The Nissan Leaf tops the ladder for the most subsidies with 4,233, just ahead of the Tesla Model 3 with 3,852. Newshub reports this means more than double the amount of cash has gone to Tesla buyers with $33m paid for Model 3s, which is priced from $66,900 in New Zealand, when compared to $16m going to new Leaf owners.

It also reported on October 24 that the government is recalibrating the scheme because of the level of discounts been paid out. The shortfall between rebates and fees comes in, coincidentally, ay about the amount paid to Tesla buyers.

However, Michael Wood, Minister of Transport, says: “The biggest number of vehicles we’ve supported through the clean car discount have actually been relatively affordable hybrids.
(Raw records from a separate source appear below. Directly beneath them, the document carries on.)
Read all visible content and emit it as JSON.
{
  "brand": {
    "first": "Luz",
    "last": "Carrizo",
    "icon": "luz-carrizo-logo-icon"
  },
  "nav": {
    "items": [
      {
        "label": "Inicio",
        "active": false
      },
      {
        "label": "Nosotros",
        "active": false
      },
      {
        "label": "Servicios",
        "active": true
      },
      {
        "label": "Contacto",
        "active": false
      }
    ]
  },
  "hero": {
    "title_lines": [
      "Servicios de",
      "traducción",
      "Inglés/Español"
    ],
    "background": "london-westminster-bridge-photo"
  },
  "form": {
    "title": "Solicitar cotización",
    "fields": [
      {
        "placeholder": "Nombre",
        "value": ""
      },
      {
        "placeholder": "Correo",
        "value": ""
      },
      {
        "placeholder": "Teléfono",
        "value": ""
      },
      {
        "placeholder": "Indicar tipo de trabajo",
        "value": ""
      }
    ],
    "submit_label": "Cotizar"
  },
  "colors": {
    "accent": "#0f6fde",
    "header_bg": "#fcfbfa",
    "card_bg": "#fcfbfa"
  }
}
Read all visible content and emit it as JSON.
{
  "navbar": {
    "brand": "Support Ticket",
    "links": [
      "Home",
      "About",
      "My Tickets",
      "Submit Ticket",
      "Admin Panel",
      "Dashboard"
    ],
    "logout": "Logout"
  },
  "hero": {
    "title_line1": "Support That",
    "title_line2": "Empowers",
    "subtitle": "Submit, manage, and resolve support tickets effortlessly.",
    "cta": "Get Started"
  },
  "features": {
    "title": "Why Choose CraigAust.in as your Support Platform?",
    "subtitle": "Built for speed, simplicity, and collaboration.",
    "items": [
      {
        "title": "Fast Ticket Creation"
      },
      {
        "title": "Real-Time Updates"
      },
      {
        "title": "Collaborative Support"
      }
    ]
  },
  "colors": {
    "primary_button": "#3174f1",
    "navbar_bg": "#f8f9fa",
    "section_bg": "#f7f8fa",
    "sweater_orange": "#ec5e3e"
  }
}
“What the clean car discount has done over the past year has increase our intake of zero-emissions vehicles to one of the highest rates in the world. The scheme is an outstanding success.”

National’s transport spokesman Simeon Brown, meanwhile, describes the clean car discount as a “reverse Robin Hood scheme”. He says: “It’s taking from people who don’t have a choice about what kind of vehicles they drive, like farmers and tradies, and giving it to people who can afford to buy expensive luxury vehicles like a Tesla.”

The Imported Motor Vehicle Industry Association has reiterated points it has raised in the past in relation to the government’s clean car policies. Chief executive David Vinsen says the shortfall between fees and charges “was always going to happen”.

He adds it was discussed maybe some six years ago with Julie Anne Genter, the former Associate Minister of Transport who came up with the idea. “Her concern was there would be insufficient people buying gas-guzzlers and paying penalties to fund the pool for people who wanted to buy EVs and low-emissions vehicles [LEVs].

“They’ve known about this for a long time. Here we are at the stage where there are issues. The pool is running out of money. Then there’s the issue of equity whereby it’s a wealth transfer from poorer people to wealthier people buying LEVs, and from productive agricultural, provincial areas to urban areas. All this scheme is doing is bringing forward what was inevitably going to happen anyway.”

Vinsen, pictured, told iHeart in an interview on October 25 that it means all the government is achieving through the clean car discount is “virtual signalling, waving the flag and saying ‘look how great they [EVs] are’. And they aren’t doing anything materially for the planet. All they are doing is bringing forward, by a short period of time, the inevitable outcome”.

Vinsen warns the situation will worsen in 2023 because the feebate scheme will continue, “so it will get naturally worse”, and the clean car standard is slated to start on January 1, which will see the government “doubling down” on the clean car discount by imposing “similar penalties and incentives” on importers.

This will result, he adds, incentives and fees being subtracted from or added to sticker prices pre-sale with the feebate scheme still being imposed on consumers at the point of first registration.

Vinsen says: “Provincial New Zealand and tradespeople are upset about the cost of utes and vans at the moment, and they’ve got more coming. It’s going to be double down in January.”